Published 04/09/2018, 12:36 AM
Updated 07/09/2023, 06:31 AM

This week it's a look at ETF market share - which is basically another way of saying implied country allocations. There are a few standouts across the countries within emerging markets when you look at implied country allocations, but Mexico is a particular standout for a number of reasons.

The chart comes from a report on Mexican Equities where we discussed the valuation picture, cyclical outlook, currency view, and of course the geopolitical aspects. Indeed, just looking at the chart makes you think it could be a contrarian opportunity as the implied allocation has dropped back to GFC levels.

ETF Market Share

A brief note on methodology - for the ETF market share indicator, aka implied asset allocation, what we have done is taken the AUM (assets under management) for all Emerging Market Equity ETFs, for countries only. So it does exclude the AUM of broad or regional emerging market ETFs - which allocate based on an index i.e. run passive allocations, so aren't necessarily representative of any active decision or sentiment process. And then it's simply looking at AUM by country against all EM country ETF AUM... i.e. ETF market share or implied country allocation.

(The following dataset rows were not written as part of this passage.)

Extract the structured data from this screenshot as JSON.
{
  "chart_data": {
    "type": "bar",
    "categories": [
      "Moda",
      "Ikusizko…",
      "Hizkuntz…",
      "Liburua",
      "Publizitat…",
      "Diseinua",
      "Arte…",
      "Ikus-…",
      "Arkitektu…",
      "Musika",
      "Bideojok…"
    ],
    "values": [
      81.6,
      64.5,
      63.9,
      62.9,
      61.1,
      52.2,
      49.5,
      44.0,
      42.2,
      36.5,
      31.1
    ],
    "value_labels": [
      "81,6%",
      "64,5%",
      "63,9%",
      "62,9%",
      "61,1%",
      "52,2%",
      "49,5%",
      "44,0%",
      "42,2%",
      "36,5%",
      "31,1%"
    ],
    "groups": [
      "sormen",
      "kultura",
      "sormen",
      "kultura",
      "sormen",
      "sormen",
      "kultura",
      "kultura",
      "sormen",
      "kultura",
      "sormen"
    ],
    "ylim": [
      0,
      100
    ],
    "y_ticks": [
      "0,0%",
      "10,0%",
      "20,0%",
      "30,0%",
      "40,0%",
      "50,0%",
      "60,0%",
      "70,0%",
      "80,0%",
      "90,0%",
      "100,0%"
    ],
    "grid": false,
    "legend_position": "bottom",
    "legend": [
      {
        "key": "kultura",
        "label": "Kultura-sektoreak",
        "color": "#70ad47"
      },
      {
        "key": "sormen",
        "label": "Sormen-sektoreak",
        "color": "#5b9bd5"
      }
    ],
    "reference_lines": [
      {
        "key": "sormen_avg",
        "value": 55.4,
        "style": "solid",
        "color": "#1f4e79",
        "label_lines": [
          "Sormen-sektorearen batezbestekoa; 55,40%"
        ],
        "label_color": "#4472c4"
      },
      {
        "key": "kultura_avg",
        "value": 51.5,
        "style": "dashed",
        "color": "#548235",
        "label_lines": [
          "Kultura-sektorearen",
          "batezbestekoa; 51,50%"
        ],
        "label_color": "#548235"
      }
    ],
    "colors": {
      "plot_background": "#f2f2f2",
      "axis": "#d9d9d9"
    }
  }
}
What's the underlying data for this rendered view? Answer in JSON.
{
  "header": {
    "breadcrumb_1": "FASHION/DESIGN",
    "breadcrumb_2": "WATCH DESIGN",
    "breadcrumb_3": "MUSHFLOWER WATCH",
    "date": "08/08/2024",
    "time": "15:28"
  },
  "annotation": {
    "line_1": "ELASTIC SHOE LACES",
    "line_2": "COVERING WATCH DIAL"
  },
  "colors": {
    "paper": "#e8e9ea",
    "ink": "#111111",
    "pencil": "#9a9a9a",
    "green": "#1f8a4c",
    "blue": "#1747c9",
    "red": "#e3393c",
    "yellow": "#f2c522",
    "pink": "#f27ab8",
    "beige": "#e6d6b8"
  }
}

As for the so-what, when you think about country allocations like this what we are looking for is extremes. We are looking for either what might be "crowded trades", or "under-owned" situations. Basically looking at it as a potential contrarian signal... a signal which will either source an initial idea that undergoes additional analysis to build a well rounded investment thesis, or a signal which complements an existing case. For Mexico it's a bit of both, and when you think about the damage done to Mexican stocks by all the politics and the risk around NAFTA, at least on first glance it looks pretty interesting.